Take a look at the til-ai/til-25 template repository. You'll find a subdirectory for each challenge: asr/, cv/, ocr, and rl/, each containing:

  • A src/ directory, where your code lives.
    • *_manager.py, which manages your model. This is where your inference and computation takes place.
    • *_server.py, which runs a local FastAPI server that talks to the rest of the competition infrastructure.
  • Dockerfile, which is used to build your Docker images.
  • requirements.txt, which lists the dependencies you need to have bundled into your Docker image.
  • README.md, which contains specifications for the format of each challenge.

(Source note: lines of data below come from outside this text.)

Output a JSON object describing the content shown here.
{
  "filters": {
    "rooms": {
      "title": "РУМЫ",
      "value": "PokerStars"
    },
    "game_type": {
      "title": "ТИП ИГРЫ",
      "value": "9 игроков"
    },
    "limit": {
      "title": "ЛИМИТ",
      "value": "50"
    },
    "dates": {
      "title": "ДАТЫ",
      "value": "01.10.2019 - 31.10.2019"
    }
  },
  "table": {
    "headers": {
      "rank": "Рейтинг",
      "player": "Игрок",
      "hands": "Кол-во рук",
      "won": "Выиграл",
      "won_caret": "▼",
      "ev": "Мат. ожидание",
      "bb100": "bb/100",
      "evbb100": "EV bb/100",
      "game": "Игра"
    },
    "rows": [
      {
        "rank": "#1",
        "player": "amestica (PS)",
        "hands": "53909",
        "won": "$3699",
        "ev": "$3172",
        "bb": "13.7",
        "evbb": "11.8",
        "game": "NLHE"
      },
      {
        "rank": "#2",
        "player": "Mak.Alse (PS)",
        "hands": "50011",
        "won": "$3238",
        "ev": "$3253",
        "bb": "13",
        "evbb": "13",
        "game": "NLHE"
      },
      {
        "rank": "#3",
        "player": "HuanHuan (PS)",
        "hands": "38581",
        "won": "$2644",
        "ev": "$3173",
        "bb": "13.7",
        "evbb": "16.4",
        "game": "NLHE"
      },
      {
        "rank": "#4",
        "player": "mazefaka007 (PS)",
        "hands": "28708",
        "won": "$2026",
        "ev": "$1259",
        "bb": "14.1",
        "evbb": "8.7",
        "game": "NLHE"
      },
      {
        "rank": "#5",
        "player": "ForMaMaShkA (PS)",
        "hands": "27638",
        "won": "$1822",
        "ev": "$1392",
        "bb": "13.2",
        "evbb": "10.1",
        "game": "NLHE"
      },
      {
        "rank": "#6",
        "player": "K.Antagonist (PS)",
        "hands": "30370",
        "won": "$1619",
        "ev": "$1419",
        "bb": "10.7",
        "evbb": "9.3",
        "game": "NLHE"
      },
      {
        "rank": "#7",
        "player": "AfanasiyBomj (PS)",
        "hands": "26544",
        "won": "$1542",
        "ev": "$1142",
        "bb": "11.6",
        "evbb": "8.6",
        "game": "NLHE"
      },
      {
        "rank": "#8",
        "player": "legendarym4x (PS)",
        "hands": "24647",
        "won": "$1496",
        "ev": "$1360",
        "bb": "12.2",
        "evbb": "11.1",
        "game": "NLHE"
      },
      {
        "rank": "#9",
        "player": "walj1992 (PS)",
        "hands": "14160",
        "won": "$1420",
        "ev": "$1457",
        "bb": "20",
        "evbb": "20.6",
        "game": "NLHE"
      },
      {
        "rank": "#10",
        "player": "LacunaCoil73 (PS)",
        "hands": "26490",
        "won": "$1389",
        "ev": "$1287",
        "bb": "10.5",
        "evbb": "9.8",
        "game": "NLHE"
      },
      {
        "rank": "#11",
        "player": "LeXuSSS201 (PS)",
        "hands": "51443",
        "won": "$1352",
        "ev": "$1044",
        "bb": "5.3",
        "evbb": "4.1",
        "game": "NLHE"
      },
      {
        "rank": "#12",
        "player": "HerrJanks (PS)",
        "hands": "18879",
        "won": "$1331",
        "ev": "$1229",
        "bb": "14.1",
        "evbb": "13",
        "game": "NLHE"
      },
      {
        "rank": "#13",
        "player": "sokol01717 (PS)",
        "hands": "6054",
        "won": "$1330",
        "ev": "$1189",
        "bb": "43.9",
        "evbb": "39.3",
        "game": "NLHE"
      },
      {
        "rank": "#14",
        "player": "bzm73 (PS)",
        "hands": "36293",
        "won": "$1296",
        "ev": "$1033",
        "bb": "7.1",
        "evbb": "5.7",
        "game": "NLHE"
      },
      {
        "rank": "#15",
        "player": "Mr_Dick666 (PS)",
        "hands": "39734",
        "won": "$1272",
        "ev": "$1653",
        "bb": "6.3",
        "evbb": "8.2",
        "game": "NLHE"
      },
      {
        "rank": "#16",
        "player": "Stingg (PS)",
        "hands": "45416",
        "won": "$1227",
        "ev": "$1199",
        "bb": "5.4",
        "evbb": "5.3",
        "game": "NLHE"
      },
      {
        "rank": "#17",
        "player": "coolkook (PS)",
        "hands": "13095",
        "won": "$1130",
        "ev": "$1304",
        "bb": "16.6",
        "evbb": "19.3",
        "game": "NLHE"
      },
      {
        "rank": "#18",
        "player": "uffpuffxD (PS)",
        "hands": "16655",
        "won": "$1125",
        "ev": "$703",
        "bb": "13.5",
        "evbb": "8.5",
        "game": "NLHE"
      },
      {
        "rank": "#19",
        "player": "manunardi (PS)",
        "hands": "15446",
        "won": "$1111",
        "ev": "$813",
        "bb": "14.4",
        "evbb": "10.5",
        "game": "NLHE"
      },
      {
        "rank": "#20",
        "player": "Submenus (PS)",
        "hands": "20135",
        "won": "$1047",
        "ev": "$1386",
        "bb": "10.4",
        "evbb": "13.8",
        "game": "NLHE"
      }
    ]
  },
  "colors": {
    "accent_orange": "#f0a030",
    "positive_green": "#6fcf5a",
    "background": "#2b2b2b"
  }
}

You'll also find a final subdirectory, test/. This contains tools to test and score your model locally.

There are two Git submodules, til-25-finals and til-25-environment. finals contains code that will be pulled into your repo for Semifinals and Finals. environment contains the til_environment package, which you'll need to train and test your RL model, and is installed by pip during setup. Make sure you run git submodule update --init during the first time setup.

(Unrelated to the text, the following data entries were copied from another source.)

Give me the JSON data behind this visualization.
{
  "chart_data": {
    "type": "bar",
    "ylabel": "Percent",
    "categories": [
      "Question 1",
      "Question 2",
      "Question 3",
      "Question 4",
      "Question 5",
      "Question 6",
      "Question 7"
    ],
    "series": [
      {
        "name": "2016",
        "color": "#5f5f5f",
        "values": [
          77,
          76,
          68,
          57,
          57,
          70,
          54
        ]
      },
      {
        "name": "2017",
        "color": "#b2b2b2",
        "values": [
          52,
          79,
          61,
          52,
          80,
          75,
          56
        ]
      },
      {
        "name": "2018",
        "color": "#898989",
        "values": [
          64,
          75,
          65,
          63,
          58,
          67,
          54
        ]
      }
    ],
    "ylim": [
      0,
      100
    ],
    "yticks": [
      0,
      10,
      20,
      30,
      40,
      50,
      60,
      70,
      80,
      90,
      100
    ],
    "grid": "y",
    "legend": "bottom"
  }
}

[!WARNING] Don't delete or modify the contents of til-25-finals/, til-25-environment/, or the .gitmodules file. Doing so would cause issues later when you need to update your repo with code for Semifinals and Finals. You can add submodules without issue.

Software infrastructure

Containerization strategy

Each of your models is run in its own isolated Docker container. The image contains a model manager (which runs your model and code), and a FastAPI server, which provides an interface between your container and the TIL-AI infrastructure.

The FastAPI server exposes a prediction endpoint (like /asr) on a particular port (like 5001). When your FastAPI server is started up, the TIL-AI evaluator sends a POST request to your endpoint (like localhost:5001/asr) containing the test data your model is to evaluate. Your route handler function receives and parses this data, passes it to your model manager to get predictions, and returns the response containing the prediction results.

Here are the endpoints and ports for each challenge:

Challenge Endpoint Port
ASR /asr 5001
CV /cv 5002
OCR /ocr 5003
RL /rl 5004

The reason you build separate containers for each challenge (as opposed to having a single server that handles all endpoints) is to make development and testing easier. Because each container is an entirely isolated environment, you can use different Python versions, Python and Linux packages, device drivers, and configurations for each. This can be especially useful because some ML libraries are particular about specific versions of dependencies like numpy, or device drivers like CUDA. Containerizing your code reduces the likelihood of dependency conflicts.

Evaluation methodology

During Qualifiers, we use Vertex AI online prediction to obtain predictions from your containers for the hidden test data. A Vertex AI Endpoint is created from each submitted container, and HTTP requests are made to that endpoint to trigger predictions.

During Semifinals and Finals, we set up a local competition server that interfaces with all your models in real time.

The interfaces for your servers will remain broadly unchanged throughout Qualifiers to Finals.

Hardware

Below are the hardware specifications of the machines on which your models will run.

Qualifiers Semifinals and Finals
Machine type Virtual Physical
CPU Intel CPU with 8 logical CPU cores Intel Core i7-14700KF with 28 logical CPU cores
RAM 30 GB 32 GB
GPU Nvidia Tesla T4 with 16 GB VRAM Nvidia RTX 5070 Ti with 16 GB VRAM
Disk space 350 GB, excluding 150 GB boot disk 1 TB
Operating system Debian 11 Ubuntu 24.04 LTS
CUDA Toolkit version 11.8 12.8

[!IMPORTANT] During Semifinals and Finals, all your models must run simultaneously on the physical machine, sharing CPU, GPU, and RAM. We recommend against simply choosing the largest possible models for Qualifiers, because they may not be able to run simultaneously on the Finals machines. There's nothing stopping you from swapping to a different model for Semifinals and Finals after qualifying, but you should carefully consider whether that's the best use of your team's resources.

The GPU for Semifinals and Finals is based on the Blackwell architecture, while the GPU provided by the online development environment is based on Turing.

[!WARNING] We urge you to avoid changing low-level configurations or having your code rely on obscure features in specific driver versions, because this increases the risk of something breaking between the online and physical environments, which you might not have enough time to fix.